O Banco do Canadá manteve na quarta-feira a sua taxa diretora em 2,25%, em linha com as expectativas, e preservou uma postura paciente ao equilibrar os riscos para a inflação com uma economia descrita como estando em situação de excesso de oferta. O Banco prevê que a inflação se mantenha perto de 3% no curto prazo, antes de abrandar novamente em direção à meta de 2%, enquanto os responsáveis acompanham o impacto do conflito no Médio Oriente na inflação global e referem existir evidência limitada de que os preços mais elevados da energia estejam a alastrar para pressões mais amplas nos preços ao consumidor.
Os decisores de política monetária afirmaram que não permitirão que aumentos dos custos de energia se tornem uma fonte persistente de inflação, mas não deram qualquer indicação de uma resposta de política iminente. O Banco apontou para uma provável retoma do crescimento no 2.º trimestre, ao mesmo tempo que alertou que a atividade continua fraca e que a incerteza sobre a política comercial dos EUA persiste. O governador Tiff Macklem disse que as decisões futuras dependerão das condições económicas e não de um calendário pré-definido, acrescentando que a inflação subjacente recuou ligeiramente e que os dados recentes evoluíram, em termos gerais, conforme o esperado.
Perspetivas para as taxas de juro e implicações cambiais
Com base na postura paciente do Banco do Canadá, consideramos que o risco de uma subida de taxas no curto prazo diminuiu de forma significativa.
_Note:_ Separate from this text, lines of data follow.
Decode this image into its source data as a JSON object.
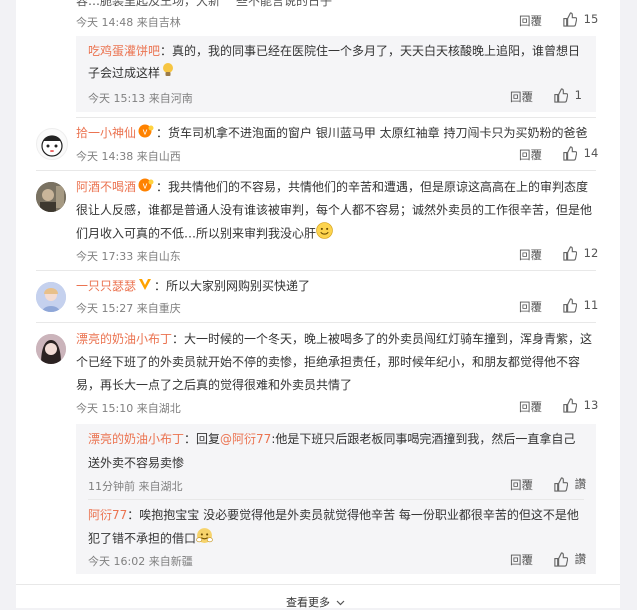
{
  "comments": [
    {
      "top_fragment": "容…脆装里起及王场，大新",
      "top_fragment_tail": "些不能言说的日子",
      "time": "今天 14:48 来自吉林",
      "reply_label": "回覆",
      "like_count": "15"
    },
    {
      "user": "吃鸡蛋灌饼吧",
      "text": "：真的，我的同事已经在医院住一个多月了，天天白天核酸晚上追阳，谁曾想日",
      "text2": "子会过成这样",
      "time": "今天 15:13 来自河南",
      "reply_label": "回覆",
      "like_count": "1"
    },
    {
      "user": "拾一小神仙",
      "text": "：货车司机拿不进泡面的窗户 银川蓝马甲 太原红袖章 持刀闯卡只为买奶粉的爸爸",
      "time": "今天 14:38 来自山西",
      "reply_label": "回覆",
      "like_count": "14"
    },
    {
      "user": "阿酒不喝酒",
      "text": "：我共情他们的不容易，共情他们的辛苦和遭遇，但是原谅这高高在上的审判态度",
      "text2": "很让人反感，谁都是普通人没有谁该被审判，每个人都不容易；诚然外卖员的工作很辛苦，但是他",
      "text3": "们月收入可真的不低…所以别来审判我没心肝",
      "time": "今天 17:33 来自山东",
      "reply_label": "回覆",
      "like_count": "12"
    },
    {
      "user": "一只只瑟瑟",
      "text": "：所以大家别网购别买快递了",
      "time": "今天 15:27 来自重庆",
      "reply_label": "回覆",
      "like_count": "11"
    },
    {
      "user": "漂亮的奶油小布丁",
      "text": "：大一时候的一个冬天，晚上被喝多了的外卖员闯红灯骑车撞到，浑身青紫，这",
      "text2": "个已经下班了的外卖员就开始不停的卖惨，拒绝承担责任，那时候年纪小，和朋友都觉得他不容",
      "text3": "易，再长大一点了之后真的觉得很难和外卖员共情了",
      "time": "今天 15:10 来自湖北",
      "reply_label": "回覆",
      "like_count": "13"
    }
  ],
  "sub_replies": [
    {
      "user": "漂亮的奶油小布丁",
      "prefix": "：回复",
      "mention": "@阿衍77",
      "text": ":他是下班只后跟老板同事喝完酒撞到我，然后一直拿自己",
      "text2": "送外卖不容易卖惨",
      "time": "11分钟前 来自湖北",
      "reply_label": "回覆",
      "like_label": "讚"
    },
    {
      "user": "阿衍77",
      "text": "：唉抱抱宝宝 没必要觉得他是外卖员就觉得他辛苦 每一份职业都很辛苦的但这不是他",
      "text2": "犯了错不承担的借口",
      "time": "今天 16:02 来自新疆",
      "reply_label": "回覆",
      "like_label": "讚"
    }
  ],
  "footer": {
    "more_label": "查看更多"
  },
  "colors": {
    "username": "#eb7350",
    "vip_badge": "#ff8200",
    "bg": "#f2f2f5"
  }
}
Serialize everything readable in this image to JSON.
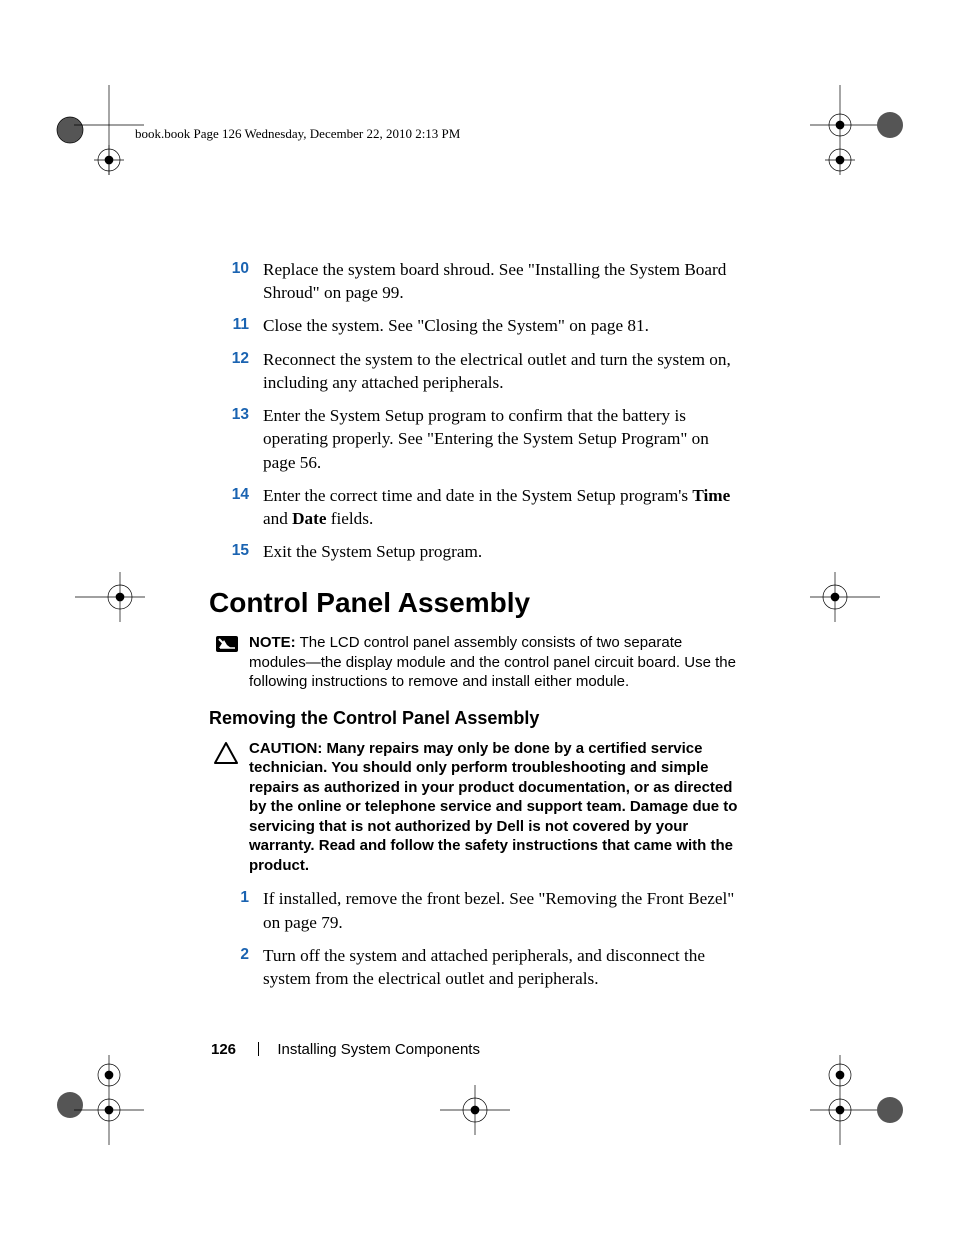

O Banco parece confortável com a taxa diretora atual de 2,25% num horizonte previsível. Isto sugere que estratégias que apostam na subida das taxas de curto prazo devem ser desfeitas.
Esta divergência de política deverá pressionar o dólar canadiano, sobretudo face ao dólar norte-americano. Com a Reserva Federal dos EUA a manter a sua taxa de referência em 3,0%, o diferencial de taxas continua a favorecer o dólar dos EUA. Vemos valor em posições que beneficiem de um “loonie” mais fraco, como a compra de opções call sobre USD/CAD.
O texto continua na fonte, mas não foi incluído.